Joseph Burns (@jburns18), a Massachusetts-based independent journalist, is AHCJ’s topic leader on health reform. He welcomes questions and suggestions and tip sheets at joseph@healthjournalism.org.

Photo by Jonathan Haeber via Flickr

Photo by Jonathan Haeber via Flickr

Will large hospital systems start to pressure officials in the states that have not expanded Medicaid now that their revenues have increased more than expected in the 26 states that expanded Medicaid under the Affordable Care Act?

That question seems obvious given the results of a new report (pdf) by PwC’s Health Research Institute that showed increased revenue among the nation’s five largest for-profit hospital chains in Medicaid expansion states.
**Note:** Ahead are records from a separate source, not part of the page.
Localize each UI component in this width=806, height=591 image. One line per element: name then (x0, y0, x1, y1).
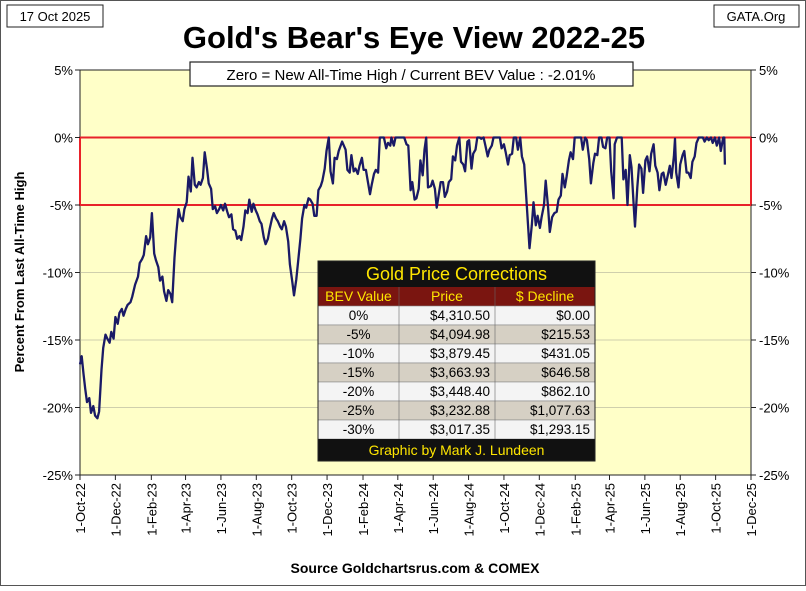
table-footer: Graphic by Mark J. Lundeen (369, 442, 545, 458)
table-border (317, 260, 596, 462)
table-cell: -5% (346, 327, 370, 342)
source-note: Source Goldchartsrus.com & COMEX (291, 560, 541, 576)
y-tick-label-right: -10% (759, 266, 790, 281)
table-cell: $646.58 (541, 365, 590, 380)
x-tick-label: 1-Dec-25 (744, 483, 759, 536)
table-cell: -25% (343, 403, 375, 418)
y-tick-label-right: -25% (759, 468, 790, 483)
x-tick-label: 1-Dec-22 (108, 483, 123, 536)
y-tick-label: 5% (54, 63, 73, 78)
subtitle-box: Zero = New All-Time High / Current BEV V… (189, 61, 634, 87)
table-footer-bar (318, 439, 595, 461)
y-tick-label-right: -15% (759, 333, 790, 348)
table-header-cell: $ Decline (516, 288, 575, 304)
x-tick-label: 1-Apr-25 (602, 483, 617, 534)
table-cell: -10% (343, 346, 375, 361)
table-cell: -20% (343, 384, 375, 399)
table-title-bar (318, 261, 595, 287)
table-cell: $0.00 (556, 308, 590, 323)
table-cell: $1,077.63 (530, 403, 590, 418)
y-tick-label-right: 0% (759, 131, 778, 146)
x-tick-label: 1-Apr-24 (391, 483, 406, 534)
x-tick-label: 1-Jun-24 (426, 483, 441, 534)
x-tick-label: 1-Dec-24 (532, 483, 547, 536)
y-tick-label: -15% (43, 333, 74, 348)
y-tick-label: -10% (43, 266, 74, 281)
table-cell: $4,310.50 (430, 308, 490, 323)
x-tick-label: 1-Aug-23 (249, 483, 264, 536)
table-cell: $3,232.88 (430, 403, 490, 418)
x-tick-label: 1-Jun-25 (638, 483, 653, 534)
x-tick-label: 1-Aug-24 (462, 483, 477, 536)
x-tick-label: 1-Apr-23 (179, 483, 194, 534)
y-tick-label-right: 5% (759, 63, 778, 78)
y-tick-label: -5% (50, 198, 74, 213)
chart-title: Gold's Bear's Eye View 2022-25 (183, 20, 645, 55)
x-tick-label: 1-Oct-25 (709, 483, 724, 534)
x-tick-label: 1-Oct-23 (285, 483, 300, 534)
series-line (78, 136, 727, 420)
table-cell: $1,293.15 (530, 422, 590, 437)
table-cell: 0% (349, 308, 369, 323)
table-cell: -15% (343, 365, 375, 380)
table-cell: $3,448.40 (430, 384, 490, 399)
y-tick-label: 0% (54, 131, 73, 146)
highlight-band (79, 136, 752, 206)
table-cell: $3,879.45 (430, 346, 490, 361)
table-cell: -30% (343, 422, 375, 437)
credit-box: GATA.Org (713, 4, 800, 28)
table-cell: $215.53 (541, 327, 590, 342)
credit-label: GATA.Org (727, 9, 786, 24)
table-title: Gold Price Corrections (366, 264, 547, 284)
table-cell: $862.10 (541, 384, 590, 399)
y-tick-label: -20% (43, 401, 74, 416)
table-cell: $4,094.98 (430, 327, 490, 342)
x-tick-label: 1-Feb-25 (568, 483, 583, 536)
table-cell: $3,663.93 (430, 365, 490, 380)
date-label: 17 Oct 2025 (20, 9, 91, 24)
table-header-cell: BEV Value (325, 288, 392, 304)
table-cell: $3,017.35 (430, 422, 490, 437)
y-axis: 5% 5% 0% 0% -5% -5% -10% -10% -15% -15% -20% -20% -2… (43, 63, 790, 483)
y-axis-title: Percent From Last All-Time High (12, 172, 27, 373)
chart-subtitle: Zero = New All-Time High / Current BEV V… (227, 67, 596, 84)
x-tick-label: 1-Feb-23 (144, 483, 159, 536)
x-tick-label: 1-Feb-24 (356, 483, 371, 536)
band-rectangle (79, 136, 752, 206)
date-box: 17 Oct 2025 (6, 4, 104, 28)
y-tick-label: -25% (43, 468, 74, 483)
table-header-row (318, 287, 595, 306)
table-cell: $431.05 (541, 346, 590, 361)
y-tick-label-right: -5% (759, 198, 783, 213)
x-tick-label: 1-Oct-22 (73, 483, 88, 534)
x-tick-label: 1-Dec-23 (320, 483, 335, 536)
x-tick-label: 1-Oct-24 (497, 483, 512, 534)
corrections-table: Gold Price Corrections BEV Value Price $ De… (317, 260, 596, 462)
table-header-cell: Price (431, 288, 463, 304)
series-layer (78, 136, 727, 420)
x-tick-label: 1-Jun-23 (214, 483, 229, 534)
y-tick-label-right: -20% (759, 401, 790, 416)
x-axis: 1-Oct-22 1-Dec-22 1-Feb-23 1-Apr-23 1-Jun-23… (73, 475, 759, 536)
x-tick-label: 1-Aug-25 (673, 483, 688, 536)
The PwC report shows that in states that expanded Medicaid, the five for-profit chains—Community Health Systems (CHS), HCA Holdings, LifePoint Hospitals, Tenet Healthcare and Universal Health Services (UHS)—had more insured and fewer uninsured patients in the first half of this year than they did in the first half of 2013. Hospitals in non-expansion states experienced the opposite, the consultants said. These chains run 538 hospitals in 35 states.
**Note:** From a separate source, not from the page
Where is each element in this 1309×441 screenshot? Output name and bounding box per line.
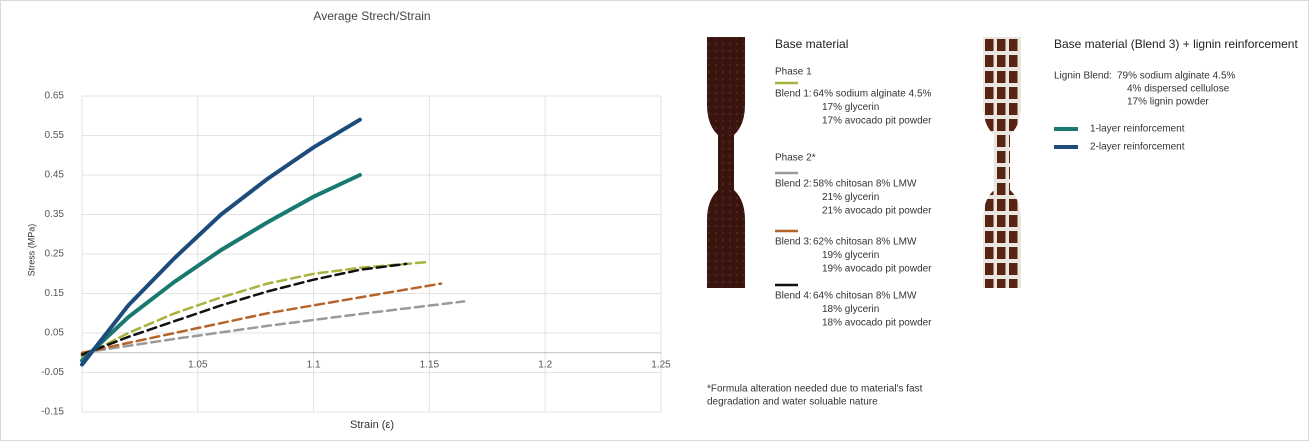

PwC analyzed quarterly earnings reports filed with the SEC, industry surveys and conducted interviews with hospital executives to report that the five hospital chains saw Medicaid admissions rise 10.4 percent to 32 percent since Jan. 1. At the same time, all five hospital chains reported that admissions among self-paying patients declined sharply in all states as well. Self-paying admissions dropped by 14.7 percent at CHS, by 6.6 percent at HCS, by 30.3 percent at LifePoint, by 6.5 percent at Tenet and by 9.3 percent at UHS, the report showed.